First of all, we should know that it is not a Cisco specific attribute, it is a standard attribute, which is used in other vendor equipment as well. Vendor interoperability works without issue. Because a picture is worth a thousand words, let's have a look at the below topology to understand how it works.
In the above topology, AS65000 has two paths to AS1. Prefixes from AS1 are learned via two paths but AS65000 wants to use the left path as a Primary Path and the right path as a backup path. The reason in real-life people wants to use their links as primary and backup this way is usually a cost.
One of the links might be expensive and another can be cheaper, and they may want to use the cheaper links as a primary if the requirement is a budget. Though it may not be always the case, usually a cost is a big decision factor. Another one can be controlling the quality, using the more robust links for the traffic and less robust ones as a backup, and so on.
Okay, the above ones might be the reason why we want to use the links as primary and backup, but how BGP local preference is used to accomplish this goal. Basically, if from both of the links, the same subnet mask prefix is advertised, then the local preference attribute CAN be used for the best path selection.
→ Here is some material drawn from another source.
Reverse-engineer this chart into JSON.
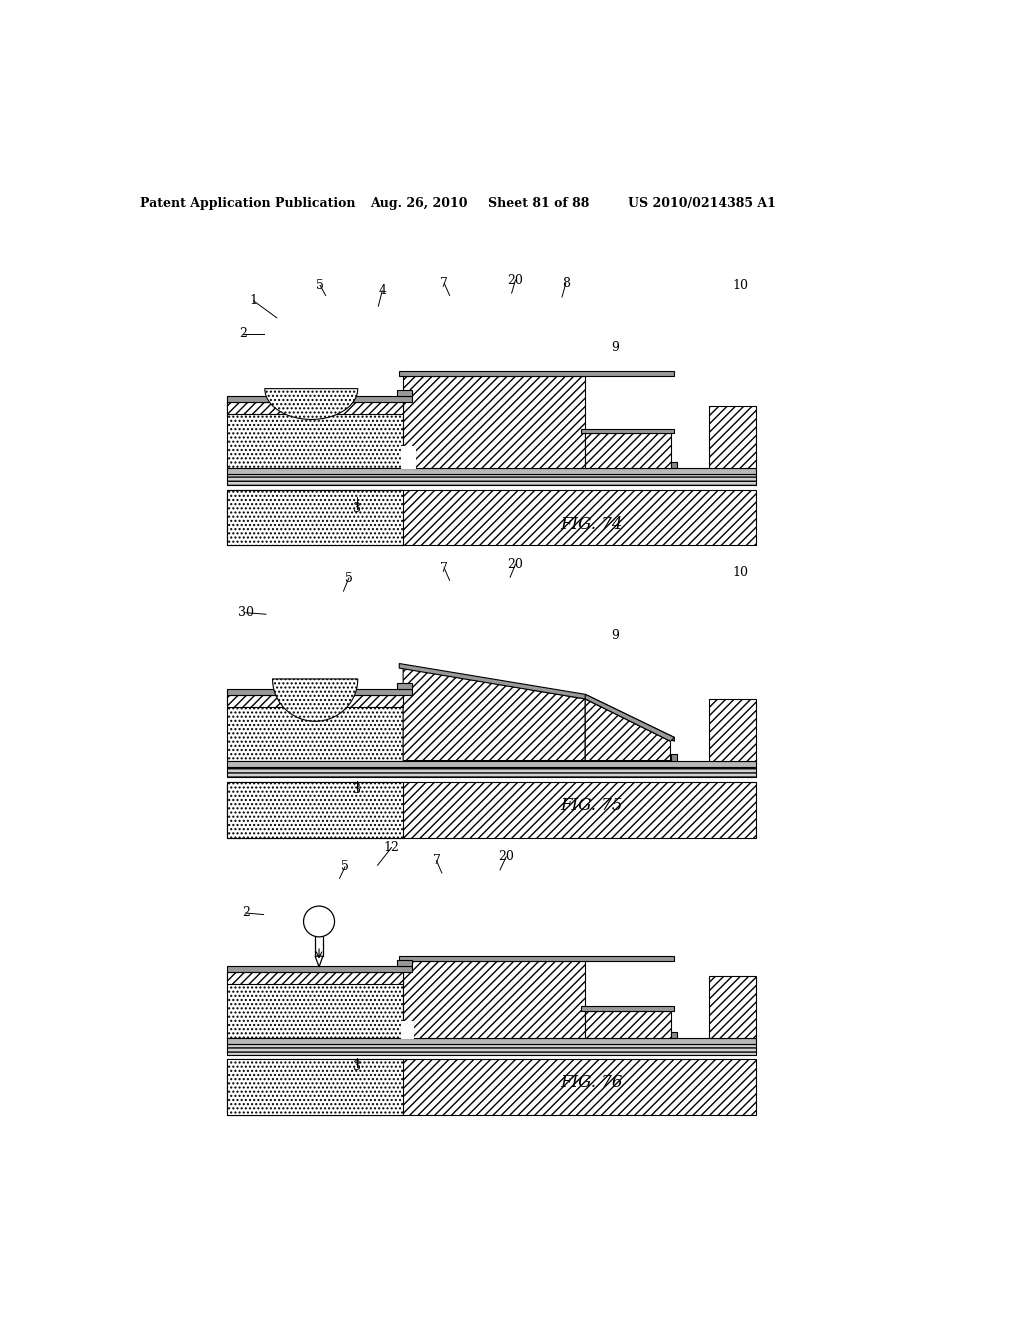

BGP local preference higher or lower?
Although it is not mentioned in the BGP-4 RFC, every vendor implements BGP Local Preference default value as 100. And, Higher BGP Local preference value is chosen over a lower BGP Local Preference. So if we have two paths as in the above topology, one is primary and another one as a backup, for the primary path, we should have a higher BGP Local Preference value.Of course, the assumption is, from both of the paths we are learning the prefix with the same subnet mask length. So, if over one path, the prefix is learned as 192.168.0.0/23 and another one as 192.168.9.9/24, /24 one will be chosen as the best path/primary path, even BGP local preference is higher on the /23 path.
BGP local preference vs Weight
Another important note is this comparison. BGP Weight attribute is a Cisco-specific attribute that is also used for Outbound Path Manipulation. But the main difference is, the BGP Weight attribute is local to the router. This means if you have a BGP Policy, the Weight attribute value is not exchanged/agreed between the routers but BGP Local Preference is an AS-wide attribute, thus it is exchanged/agreed by every BGP speaking device in the Internal BGP network.Still, the BGP Weight attribute can be used on the device if we have two paths from the same device to the destination and it is considered before BGP Local preference. So, in the best path selection, the Weight attribute is more important than BGP Local preference, but in real life, it is not much used in large-scale networks.